When both bones are fractured there is increased instability of each of the fractures.

They may very rarely be associated with an instability of the distal radioulnar joint (DRUJ) or of the radiocapitellar joint.

The surgical approach and operative treatment of radial fractures varies according to the location of the fracture. It can be helpful to indicate the fracture site in the description.

Options
1.  Fracture in the proximal third
2.  Fracture in the middle third
3.  Fracture in the distal third

1.  Fracture in the proximal third

When both bones are fractured, they are classified independently according to the morphology of each fracture.

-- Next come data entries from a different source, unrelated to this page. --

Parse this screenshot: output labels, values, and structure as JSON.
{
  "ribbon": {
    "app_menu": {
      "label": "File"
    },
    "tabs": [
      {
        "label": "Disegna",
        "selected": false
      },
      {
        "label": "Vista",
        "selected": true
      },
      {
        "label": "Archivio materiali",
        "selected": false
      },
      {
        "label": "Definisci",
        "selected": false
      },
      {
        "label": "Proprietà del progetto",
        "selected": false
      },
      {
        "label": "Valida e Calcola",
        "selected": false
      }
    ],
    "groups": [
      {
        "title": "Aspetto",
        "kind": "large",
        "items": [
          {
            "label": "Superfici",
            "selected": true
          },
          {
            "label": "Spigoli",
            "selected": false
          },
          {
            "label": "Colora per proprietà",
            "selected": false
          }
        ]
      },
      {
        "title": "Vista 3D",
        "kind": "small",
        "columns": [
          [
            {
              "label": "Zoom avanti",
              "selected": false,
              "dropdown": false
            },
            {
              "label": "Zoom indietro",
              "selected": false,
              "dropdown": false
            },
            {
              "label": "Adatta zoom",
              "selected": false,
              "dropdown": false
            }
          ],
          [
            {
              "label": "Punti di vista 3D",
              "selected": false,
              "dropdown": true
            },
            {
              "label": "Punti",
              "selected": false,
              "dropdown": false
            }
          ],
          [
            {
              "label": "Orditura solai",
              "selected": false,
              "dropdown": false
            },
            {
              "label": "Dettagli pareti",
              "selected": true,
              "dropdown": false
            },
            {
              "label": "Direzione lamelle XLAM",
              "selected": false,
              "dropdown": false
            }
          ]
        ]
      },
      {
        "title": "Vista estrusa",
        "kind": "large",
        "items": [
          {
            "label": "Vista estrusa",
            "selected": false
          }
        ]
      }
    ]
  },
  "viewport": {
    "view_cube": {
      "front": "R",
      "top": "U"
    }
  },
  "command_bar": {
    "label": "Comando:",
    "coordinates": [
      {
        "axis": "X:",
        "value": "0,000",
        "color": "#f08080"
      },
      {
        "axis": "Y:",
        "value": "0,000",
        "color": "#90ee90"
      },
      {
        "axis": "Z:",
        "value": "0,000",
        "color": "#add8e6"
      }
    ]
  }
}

If the fracture occurs in the proximal third, this is indicated in the AO/OTA system with the qualifier (a).

For example, the fracture illustrated is classified as AO/OTA 2R2A3(a) 2U2A3(a).

2.  Fracture in the middle third

When both bones are fractured, they are classified independently according to the morphology of each fracture.
If the fracture occurs in the middle third, this is indicated in the AO/OTA system with the qualifier (b).

For example, the fracture illustrated is classified as AO/OTA 2R2A3(b) 2U2A3(b).

3.  Fracture in the distal third

When both bones are fractured, they are classified independently according to the morphology of each fracture.
If the fracture occurs in the distal third, this is indicated in the AO/OTA system with the qualifier (c).

For example, the fracture illustrated is classified as AO/OTA 2R2A3(c) 2U2A3(c).